虐待や貧困などの理由で親元を離れ施設で暮らす若者たちが自身の体験を語り、音楽を通して支援を広げていく「ドリームライブ2019」が1月12日、草津のアミカホールで開催され、330人が来場した。
企画運営は、守山で虐待や貧困など、親の支えがなく生活が難しい15歳から20歳の若者たちを支援する認定NPO法人四つ葉のクローバー。県より認可された児童福祉施設で、自立援助ホームとして2015年から守山市でシェアハウスの提供や施設退所後の若者たちの訪問支援などをしている。ドリームライブは5回目の開催。
理事長の杉山真知子さんは、開会のあいさつで「ボランティアで関わっていた施設の子どもたちに『おばちゃんの子にしてほしい』と泣かれた際に『おばちゃん、大きなおうち作って待ってるな』と約束してできたのが四つ葉のクローバーのシェアハウス。現在シェアハウスを卒業した若者は14人、入居者は6人。あの時『大きなおうちをつくって待ってるよ』と約束した幼稚園児はこの春中学生になる。彼がどんな人生を歩んでいくか分からないが、四つ葉のクローバーのシェアハウスも一つの選択肢になればいいかなと思っている」と述べた。
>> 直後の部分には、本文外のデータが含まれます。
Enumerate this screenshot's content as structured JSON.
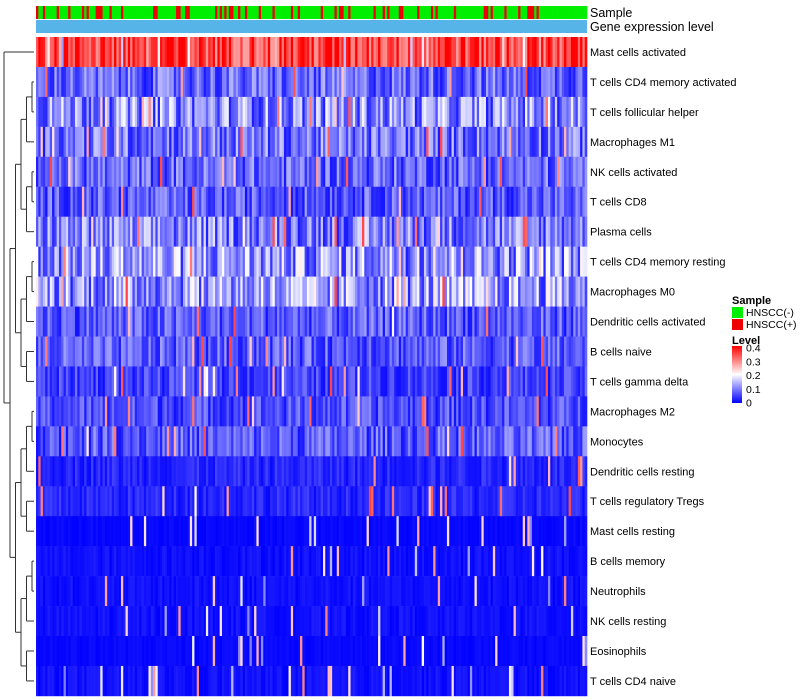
{
  "chart_data": {
    "type": "heatmap",
    "title": "",
    "annotation_tracks": [
      "Sample",
      "Gene expression level"
    ],
    "rows": [
      "Mast cells activated",
      "T cells CD4 memory activated",
      "T cells follicular helper",
      "Macrophages M1",
      "NK cells activated",
      "T cells CD8",
      "Plasma cells",
      "T cells CD4 memory resting",
      "Macrophages M0",
      "Dendritic cells activated",
      "B cells naive",
      "T cells gamma delta",
      "Macrophages M2",
      "Monocytes",
      "Dendritic cells resting",
      "T cells regulatory  Tregs",
      "Mast cells resting",
      "B cells memory",
      "Neutrophils",
      "NK cells resting",
      "Eosinophils",
      "T cells CD4 naive"
    ],
    "row_approx_mean_level": [
      0.36,
      0.08,
      0.11,
      0.09,
      0.08,
      0.07,
      0.1,
      0.12,
      0.12,
      0.07,
      0.07,
      0.05,
      0.06,
      0.07,
      0.03,
      0.03,
      0.01,
      0.02,
      0.02,
      0.02,
      0.01,
      0.02
    ],
    "n_samples": 240,
    "sample_legend": {
      "title": "Sample",
      "entries": [
        {
          "label": "HNSCC(-)",
          "color": "#00ee00"
        },
        {
          "label": "HNSCC(+)",
          "color": "#ee0000"
        }
      ]
    },
    "level_legend": {
      "title": "Level",
      "ticks": [
        "0.4",
        "0.3",
        "0.2",
        "0.1",
        "0"
      ],
      "tick_values": [
        0.4,
        0.3,
        0.2,
        0.1,
        0
      ],
      "range": [
        0,
        0.4
      ],
      "colors": [
        "#0000ff",
        "#ffffff",
        "#ff0000"
      ]
    },
    "expression_track_color": "#56b4e9"
  }
}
第1部のフォーラムでは、学校とシェアハウスを卒業し県内の企業に勤めている当事者の若者2人が登壇。トークセッションが行われ、虐待やいじめなど、若者自身の体験を「死ぬ勇気があるなら、死にものぐるいで生きよう、そう思って生きてきた」「独り立ちしてうまくいかなくなった時、『病気や障がいは、体と心の調子にただ名前が付いているだけ』と声掛けしてもらえ救われた」と振り返りながら、「これからは同じ境遇の子どもたちを助けていきたい」と今後を語った。
第2部では不登校経験のあるメンバーで立ち上げたバンド「JERRYBEANS」、手話と歌で伝えるシンガー・ソングライターのYOKKOさん、同NPOとの出会いがきっかけで四つ葉のクローバーのテーマソングを作詞作曲しためぐみさんらが登壇し、演奏した。
栗東市から親子で参加した松村美智子さんは「パネリストの卒業生の話を聞いて、こんな近くに生活支援が必要な若者がいるんだと驚いた。この若者たちに気を使わせることなく支援するにはどうしたらいいのかをずっと考えながら聞いていた。もっと広く世間に知ってもらい皆で見守っていける世の中になってほしい。来年も参加したい」と話す。
NPO法人四つ葉のクローバーでは、若者の就労支援としてギョーザの製造販売や若者たちのための「みらい基金」なども立ち上げており、寄付や購入を呼び掛ける。